Enclosure, Knockatemple, Co. Wicklow
Co. Wicklow |
Enclosures
Beneath the surface of Vartry Reservoir in County Wicklow, a circular enclosure roughly 25 metres across sits submerged and largely forgotten.
It surfaces, in a sense, only on paper: the 1838 Ordnance Survey six-inch map records it with hachures, the fine radiating lines cartographers used to indicate raised earthworks or earthen banks. That notation suggests a defined, enclosed space, the kind of circular earthwork found across Ireland in various periods, sometimes a ringfort marking a farmstead boundary, sometimes something older and harder to categorise. Whatever its original function, it now belongs to the reservoir rather than to the landscape.

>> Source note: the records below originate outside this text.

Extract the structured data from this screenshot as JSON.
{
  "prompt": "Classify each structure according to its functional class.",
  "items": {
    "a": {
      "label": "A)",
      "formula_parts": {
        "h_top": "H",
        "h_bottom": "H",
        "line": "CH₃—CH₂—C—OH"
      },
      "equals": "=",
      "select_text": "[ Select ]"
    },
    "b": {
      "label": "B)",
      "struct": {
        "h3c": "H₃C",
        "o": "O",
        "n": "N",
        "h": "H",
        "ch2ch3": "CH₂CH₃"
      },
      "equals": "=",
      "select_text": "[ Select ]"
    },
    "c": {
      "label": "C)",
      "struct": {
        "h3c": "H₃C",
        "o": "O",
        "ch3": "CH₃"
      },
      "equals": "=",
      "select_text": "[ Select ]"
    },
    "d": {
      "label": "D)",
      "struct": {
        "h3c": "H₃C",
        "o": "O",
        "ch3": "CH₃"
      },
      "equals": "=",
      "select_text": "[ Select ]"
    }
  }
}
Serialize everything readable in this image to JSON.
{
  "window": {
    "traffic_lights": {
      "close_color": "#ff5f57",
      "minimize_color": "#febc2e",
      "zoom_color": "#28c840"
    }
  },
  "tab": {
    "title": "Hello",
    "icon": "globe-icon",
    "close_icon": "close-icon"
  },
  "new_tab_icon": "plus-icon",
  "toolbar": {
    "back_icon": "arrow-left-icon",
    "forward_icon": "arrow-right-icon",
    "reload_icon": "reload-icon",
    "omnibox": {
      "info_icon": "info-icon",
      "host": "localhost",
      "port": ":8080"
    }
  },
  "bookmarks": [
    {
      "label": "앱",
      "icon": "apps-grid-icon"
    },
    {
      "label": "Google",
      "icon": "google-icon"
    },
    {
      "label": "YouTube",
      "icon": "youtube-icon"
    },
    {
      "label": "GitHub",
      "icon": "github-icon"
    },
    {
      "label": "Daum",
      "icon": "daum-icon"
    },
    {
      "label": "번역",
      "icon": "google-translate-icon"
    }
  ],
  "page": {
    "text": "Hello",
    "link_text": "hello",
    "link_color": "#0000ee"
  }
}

Vartry Reservoir was constructed in the 1860s to supply Dublin with fresh water, flooding a stretch of the Vartry valley and permanently altering the ground beneath. The enclosure at Knockatemple was among the features swallowed by that inundation. Its existence was confirmed through a visit made during low water following a dry summer, when the receding waterline occasionally exposes what ordinarily remains hidden. Even then, nothing was visible at ground level; its presence is documented rather than directly observable, known through the cartographic record made nearly three decades before the reservoir changed everything above it.